Wavelets for volume graphics

Abstract

In recent years, there has been a shift in the paradigm from surface-based graphics to volume graphics. Volume graphics uses a three-dimensional unit cube, known as a voxel, as its primitive, whereas surface-based graphics use pixels, lines, and surfaces. Voxel-based graphics is becoming increasingly popular due to the inherent advantages it offers over surface graphics. Although volume graphics involves working with larger datasets, the availability of faster processors and inexpensive memory has made it feasible. Recently, there has been considerable research on the application of wavelet theory to problems in graphics and visualization. In this thesis, wavelets are applied to three key problems in volume graphics:

Volume Fusion: This refers to the technique of building volume data by merging two or more similar volumes such that the new volume includes significant details from each of the original volumes. A wavelet-based technique for volume fusion has been developed, along with a scheme to evaluate the performance of various fusion methods.

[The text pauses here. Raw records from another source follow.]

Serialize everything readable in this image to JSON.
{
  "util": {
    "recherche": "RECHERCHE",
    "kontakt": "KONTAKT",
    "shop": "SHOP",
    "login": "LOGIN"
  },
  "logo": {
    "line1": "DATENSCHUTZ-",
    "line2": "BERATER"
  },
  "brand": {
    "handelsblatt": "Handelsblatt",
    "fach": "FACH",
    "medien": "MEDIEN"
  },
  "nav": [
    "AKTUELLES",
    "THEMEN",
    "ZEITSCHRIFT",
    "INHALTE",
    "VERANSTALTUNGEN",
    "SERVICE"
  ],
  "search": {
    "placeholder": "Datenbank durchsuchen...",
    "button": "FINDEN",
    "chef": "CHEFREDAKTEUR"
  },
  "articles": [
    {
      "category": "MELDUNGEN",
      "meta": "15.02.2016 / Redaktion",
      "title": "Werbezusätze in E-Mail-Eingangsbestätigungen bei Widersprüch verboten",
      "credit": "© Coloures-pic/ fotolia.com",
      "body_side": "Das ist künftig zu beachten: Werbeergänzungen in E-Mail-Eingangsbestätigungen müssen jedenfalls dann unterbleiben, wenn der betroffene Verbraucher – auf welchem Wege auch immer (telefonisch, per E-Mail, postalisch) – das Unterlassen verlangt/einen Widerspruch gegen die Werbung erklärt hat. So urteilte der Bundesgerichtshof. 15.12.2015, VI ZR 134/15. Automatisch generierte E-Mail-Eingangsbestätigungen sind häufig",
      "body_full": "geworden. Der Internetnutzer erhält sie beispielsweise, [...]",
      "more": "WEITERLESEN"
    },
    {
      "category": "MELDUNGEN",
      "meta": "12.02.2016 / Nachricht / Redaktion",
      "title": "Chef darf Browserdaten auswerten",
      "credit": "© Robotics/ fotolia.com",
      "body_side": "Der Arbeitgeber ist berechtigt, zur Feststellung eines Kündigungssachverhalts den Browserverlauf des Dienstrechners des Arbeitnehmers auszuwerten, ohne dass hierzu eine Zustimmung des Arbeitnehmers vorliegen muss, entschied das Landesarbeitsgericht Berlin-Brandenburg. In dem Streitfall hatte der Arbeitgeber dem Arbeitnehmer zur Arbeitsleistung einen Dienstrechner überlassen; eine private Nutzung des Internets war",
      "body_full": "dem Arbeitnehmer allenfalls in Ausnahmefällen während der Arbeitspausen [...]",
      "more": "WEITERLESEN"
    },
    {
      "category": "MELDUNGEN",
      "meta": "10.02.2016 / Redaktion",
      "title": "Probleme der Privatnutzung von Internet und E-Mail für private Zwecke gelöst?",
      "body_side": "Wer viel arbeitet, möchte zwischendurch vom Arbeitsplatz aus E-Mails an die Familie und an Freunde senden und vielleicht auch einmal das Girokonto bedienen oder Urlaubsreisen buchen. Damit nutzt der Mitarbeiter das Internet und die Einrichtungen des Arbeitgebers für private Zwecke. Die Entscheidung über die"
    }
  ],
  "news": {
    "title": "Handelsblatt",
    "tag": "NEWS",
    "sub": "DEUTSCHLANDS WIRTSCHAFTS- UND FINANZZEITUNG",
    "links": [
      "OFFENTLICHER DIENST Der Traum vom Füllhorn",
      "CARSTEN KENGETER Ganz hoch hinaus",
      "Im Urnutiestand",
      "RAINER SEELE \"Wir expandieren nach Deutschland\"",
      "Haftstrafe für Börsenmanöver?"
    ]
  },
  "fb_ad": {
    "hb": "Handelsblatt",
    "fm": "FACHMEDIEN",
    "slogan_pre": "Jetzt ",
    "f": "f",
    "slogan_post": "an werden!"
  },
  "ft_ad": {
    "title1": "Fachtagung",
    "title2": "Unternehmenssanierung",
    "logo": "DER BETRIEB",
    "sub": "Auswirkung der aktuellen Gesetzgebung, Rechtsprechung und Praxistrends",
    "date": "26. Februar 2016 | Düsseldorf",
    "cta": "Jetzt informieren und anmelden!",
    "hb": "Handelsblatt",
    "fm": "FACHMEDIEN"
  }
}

Internal Detail Visualization: Although ray casting provides realistic volume visualizations, it may obscure internal details. Wavelets are used to extract multilevel isosurfaces, enabling the visualization of significant internal features.

Volume Morphing: This is the process of simulating a smooth deformation from one model to another. Wavelets are used to ensure smooth transitions. Although computationally intensive, the algorithm has been implemented on a multiprocessor system, achieving good speed-up and near real-time performance due to its high degree of parallelizability.

The thesis begins with an introduction to wavelet theory, followed by a survey of its applications in computer graphics, particularly volume graphics. Detailed descriptions of the three algorithms and their implementations are provided, along with experimental results. The thesis concludes with suggestions for future research directions.